Schneiderman macht große Konzessionen an den amerikanischen Therapiekonsumenten, hat aber Lacan vom Sockel der Anbetung heruntergeholt und macht dessen Theorie so wieder diskutabel. Und auch der Leitsatz „im Zweifel für den Patienten“ ist ein Anspruch, den Dogmatiker allzu schnell aus den Augen verlieren. Schneidermans theoretischer Ansatz überzeugt zwar nur bedingt, aber seine Kritik an Lacans analytischer Praxis ist legitim. Denn selbst die fatalste Fixierung eines Patienten auf sein eigenes Selbstbild darf es einem Analytiker nicht erlauben, mit brutaler Kränkung zu antworten.
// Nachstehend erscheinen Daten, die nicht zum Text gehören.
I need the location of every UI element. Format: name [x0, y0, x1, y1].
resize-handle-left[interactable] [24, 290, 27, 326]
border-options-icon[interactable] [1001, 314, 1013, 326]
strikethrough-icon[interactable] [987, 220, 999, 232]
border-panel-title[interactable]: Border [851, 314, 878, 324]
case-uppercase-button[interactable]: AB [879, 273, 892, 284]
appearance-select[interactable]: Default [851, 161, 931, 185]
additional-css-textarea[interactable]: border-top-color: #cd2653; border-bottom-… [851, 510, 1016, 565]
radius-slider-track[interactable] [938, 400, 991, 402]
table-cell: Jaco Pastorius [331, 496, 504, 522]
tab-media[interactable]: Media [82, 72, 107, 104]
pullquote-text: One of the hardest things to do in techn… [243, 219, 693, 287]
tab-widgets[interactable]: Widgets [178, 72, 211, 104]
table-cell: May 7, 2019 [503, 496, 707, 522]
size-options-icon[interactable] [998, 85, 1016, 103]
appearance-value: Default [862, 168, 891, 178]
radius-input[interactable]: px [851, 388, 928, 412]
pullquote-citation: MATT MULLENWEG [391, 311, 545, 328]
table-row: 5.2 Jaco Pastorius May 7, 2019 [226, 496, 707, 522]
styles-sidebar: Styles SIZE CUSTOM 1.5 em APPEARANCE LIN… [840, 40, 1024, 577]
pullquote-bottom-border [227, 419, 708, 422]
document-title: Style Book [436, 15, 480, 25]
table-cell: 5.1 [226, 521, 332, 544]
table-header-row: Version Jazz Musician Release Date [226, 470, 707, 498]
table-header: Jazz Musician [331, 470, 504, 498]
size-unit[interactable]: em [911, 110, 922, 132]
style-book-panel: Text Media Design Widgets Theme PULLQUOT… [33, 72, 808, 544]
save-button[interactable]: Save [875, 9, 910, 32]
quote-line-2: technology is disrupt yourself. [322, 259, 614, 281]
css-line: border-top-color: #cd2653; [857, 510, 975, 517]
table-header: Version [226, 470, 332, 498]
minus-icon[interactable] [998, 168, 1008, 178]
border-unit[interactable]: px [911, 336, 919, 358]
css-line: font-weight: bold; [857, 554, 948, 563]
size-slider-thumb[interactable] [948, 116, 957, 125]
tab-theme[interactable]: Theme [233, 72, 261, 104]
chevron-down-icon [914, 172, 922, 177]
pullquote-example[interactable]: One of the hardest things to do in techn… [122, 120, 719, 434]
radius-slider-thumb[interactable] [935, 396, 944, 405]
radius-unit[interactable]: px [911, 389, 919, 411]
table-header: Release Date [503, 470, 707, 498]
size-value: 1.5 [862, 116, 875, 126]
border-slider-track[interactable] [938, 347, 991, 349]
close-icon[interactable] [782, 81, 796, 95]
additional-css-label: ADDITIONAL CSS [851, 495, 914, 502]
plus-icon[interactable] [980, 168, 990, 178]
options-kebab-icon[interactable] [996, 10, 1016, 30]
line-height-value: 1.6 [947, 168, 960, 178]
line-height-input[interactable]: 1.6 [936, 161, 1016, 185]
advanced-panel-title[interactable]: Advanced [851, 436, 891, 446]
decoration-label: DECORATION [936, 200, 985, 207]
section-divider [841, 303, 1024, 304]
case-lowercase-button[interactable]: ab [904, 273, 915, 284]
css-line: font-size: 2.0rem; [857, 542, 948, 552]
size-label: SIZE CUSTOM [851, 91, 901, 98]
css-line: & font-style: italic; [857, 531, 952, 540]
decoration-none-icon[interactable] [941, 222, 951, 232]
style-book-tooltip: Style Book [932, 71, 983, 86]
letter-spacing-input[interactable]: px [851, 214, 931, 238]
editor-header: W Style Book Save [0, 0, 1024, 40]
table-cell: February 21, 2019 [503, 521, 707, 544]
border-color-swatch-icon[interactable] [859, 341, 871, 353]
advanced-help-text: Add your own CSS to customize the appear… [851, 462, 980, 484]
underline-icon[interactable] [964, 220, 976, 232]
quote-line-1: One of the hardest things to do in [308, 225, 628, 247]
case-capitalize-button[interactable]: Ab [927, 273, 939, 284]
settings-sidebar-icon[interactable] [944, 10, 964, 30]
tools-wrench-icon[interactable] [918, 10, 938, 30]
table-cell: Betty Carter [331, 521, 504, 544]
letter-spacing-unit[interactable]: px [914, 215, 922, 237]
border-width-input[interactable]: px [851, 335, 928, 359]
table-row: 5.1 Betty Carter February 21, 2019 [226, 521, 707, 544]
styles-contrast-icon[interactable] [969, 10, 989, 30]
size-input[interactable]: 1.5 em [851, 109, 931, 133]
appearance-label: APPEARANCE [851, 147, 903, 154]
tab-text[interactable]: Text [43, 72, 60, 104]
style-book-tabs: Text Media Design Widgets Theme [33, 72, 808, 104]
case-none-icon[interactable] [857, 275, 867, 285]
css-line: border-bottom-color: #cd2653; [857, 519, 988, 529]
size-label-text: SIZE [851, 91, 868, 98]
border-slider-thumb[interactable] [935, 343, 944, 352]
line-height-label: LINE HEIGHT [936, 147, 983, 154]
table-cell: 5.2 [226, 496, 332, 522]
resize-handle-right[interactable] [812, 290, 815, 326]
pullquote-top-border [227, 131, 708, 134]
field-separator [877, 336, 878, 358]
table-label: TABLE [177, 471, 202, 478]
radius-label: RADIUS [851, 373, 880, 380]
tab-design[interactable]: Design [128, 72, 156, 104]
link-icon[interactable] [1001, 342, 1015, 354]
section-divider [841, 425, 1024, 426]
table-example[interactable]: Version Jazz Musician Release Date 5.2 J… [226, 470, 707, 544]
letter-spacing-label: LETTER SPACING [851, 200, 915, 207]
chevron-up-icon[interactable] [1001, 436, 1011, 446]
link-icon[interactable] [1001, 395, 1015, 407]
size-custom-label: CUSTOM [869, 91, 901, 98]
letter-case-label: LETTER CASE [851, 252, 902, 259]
Schneidermans Versuch statt einer Tragödie des Machtkampfes auf der Couch eine Komödie zu inszenieren, in der die Distanz zum eigenen Bild durch Gelächter erzeugt wird, könnte hier eine Möglichkeit sein. Die Methode hängt zwar, wie alles in der Analyse, von der persönlichen Fähigkeit des Analytikers ab, aber sie läßt dem Patienten seine Selbstachtung, ohne die theoretischen Grundlagen Lacans völlig aufzugeben. Wie auch immer man diesen Ansatz bewerten will, er ist zumindest ein Schritt heraus aus der sonst üblichen kritiklosen Übernahme Lacanscher Ideen. Es steht daher zu hoffen, daß auch dieser Anstoß aus Amerika irgendwann den alten Kontinenten erreicht. Stephanie Castendyk

Stuart Schneiderman veröffentlichte: Jacques Lacan: The Death of an Intellectual Hero , Harvard Univ. Press 1983; Returning to Freud. Clinical Psychoanalysis in the School of Lacan. Essays , Yale Univ. Press 1980; Rat Man. New York Univ. Press; An Angel Passes. How the sexes became undivided, New York Univ. Press 1988; Und demnächst: Saving Face .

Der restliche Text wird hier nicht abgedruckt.